She's Alive! How Abducted Nurse Survived Two Days With Kidnapper
The young woman who was abducted on the streets of Philadelphia is alive and well and everyone is asking how she managed to survive. INSIDE EDITION has the latest.
She's alive! Now everyone wants to know, how did the brave nurse survive three terrifying days with a vicious kidnapper?
Twenty-two-year-old Carlesha Freeland-Gaither was rescued from a car in a shopping mall parking lot in Jessup, Maryland 115 miles from where she was abducted in Philadelphia.
Freeland-Gaither apparently used pure instinct and good common sense skills to stay alive.
INSIDE EDITION's Diane McInerney spoke to Wallace Zeins, formerly of the NYPD hostage negotiating team.

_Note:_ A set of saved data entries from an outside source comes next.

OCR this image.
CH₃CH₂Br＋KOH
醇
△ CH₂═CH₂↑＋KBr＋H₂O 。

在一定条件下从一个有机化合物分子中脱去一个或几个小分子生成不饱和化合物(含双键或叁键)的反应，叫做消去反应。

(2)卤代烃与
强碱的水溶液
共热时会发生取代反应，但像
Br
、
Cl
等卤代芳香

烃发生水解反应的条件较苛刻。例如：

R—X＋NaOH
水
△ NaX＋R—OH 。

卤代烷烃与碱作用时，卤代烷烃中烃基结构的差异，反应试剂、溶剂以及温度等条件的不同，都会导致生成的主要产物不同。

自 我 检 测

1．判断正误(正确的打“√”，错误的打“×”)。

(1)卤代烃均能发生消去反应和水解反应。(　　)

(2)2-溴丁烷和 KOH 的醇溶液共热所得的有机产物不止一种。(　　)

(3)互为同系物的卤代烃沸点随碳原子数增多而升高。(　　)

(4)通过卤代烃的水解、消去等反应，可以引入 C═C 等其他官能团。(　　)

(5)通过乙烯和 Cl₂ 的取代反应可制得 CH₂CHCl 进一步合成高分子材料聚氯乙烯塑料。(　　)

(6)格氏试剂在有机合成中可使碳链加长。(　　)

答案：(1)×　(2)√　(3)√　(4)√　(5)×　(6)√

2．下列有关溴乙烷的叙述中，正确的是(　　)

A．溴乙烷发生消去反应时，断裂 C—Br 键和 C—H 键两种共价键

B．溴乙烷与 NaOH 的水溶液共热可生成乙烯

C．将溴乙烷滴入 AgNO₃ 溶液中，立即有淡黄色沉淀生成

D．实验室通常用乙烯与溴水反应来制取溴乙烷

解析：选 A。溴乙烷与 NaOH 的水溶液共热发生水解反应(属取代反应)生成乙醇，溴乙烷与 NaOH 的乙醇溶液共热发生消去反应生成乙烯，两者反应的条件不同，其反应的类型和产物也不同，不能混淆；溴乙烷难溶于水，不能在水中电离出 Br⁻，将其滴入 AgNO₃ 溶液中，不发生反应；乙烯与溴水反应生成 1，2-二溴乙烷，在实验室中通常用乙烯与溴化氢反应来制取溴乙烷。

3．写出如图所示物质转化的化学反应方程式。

He said there's something all of us can learn from Freeland-Gaither's ordeal.
McInerney asked Zeins, "What do you think she did to stay alive?"
Zeins replied, "Well, first of all I think the most important thing was that she was able to gather her senses and say to herself, 'I'm going to get out of this alive.' She realized that her life was in danger, and the only way to get out of it was to go along with the program, be a good listener, don't antagonize your kidnapper, don't do anything that is going to be argumentative."
See Other Safety Tips Zeins Gave INSIDE EDITION
Here are the Dos and Don'ts of surviving: Speak only when spoken to, don't cry, do not grovel beg or become hysterical, don't challenge your abductor, and speak respectfully.
McInerney asked, "You shouldn't beg, you shouldn't grovel. How should you treat that kidnapper?"
"You should treat that kidnapper like royalty. That royalty is the most important thing, that's the key to saving your life," answered Zeins.
Freeland-Gaither is home again at a town home in Philadelphia, surrounded by family, and recovering from her harrowing ordeal. She had only minor injuries when she was rescued. That rescue happened because of an extraordinary stroke of good fortune.
The very car in which Freeland-Gaither was abducted also helped save her. Alleged kidnapper 37-year Delvin Barnes had such a bad credit history that the dealership where he bought his car installed a GPS system in the steering column so they could track it down and repossess it if necessary.
The GPS device was manufactured by PassTime USA.
The CEO, Stan Schwarz, told INSIDE EDITION, "They can basically track the vehicle within ten to fifteen feet of where the vehicle is actually located, in most cases."
Cops used the system to locate the car at a shopping mall in Maryland, and saw Freeland-Gaither and her abductor in the rear seat.
Philadelphia police commissioner Charles Ramsey said, "She's a fighter, I think that's really what basically saved her life."
Delvin Barnes is expected to face kidnapping and assault charges. He was also wanted for an attempted murder charge in Virginia.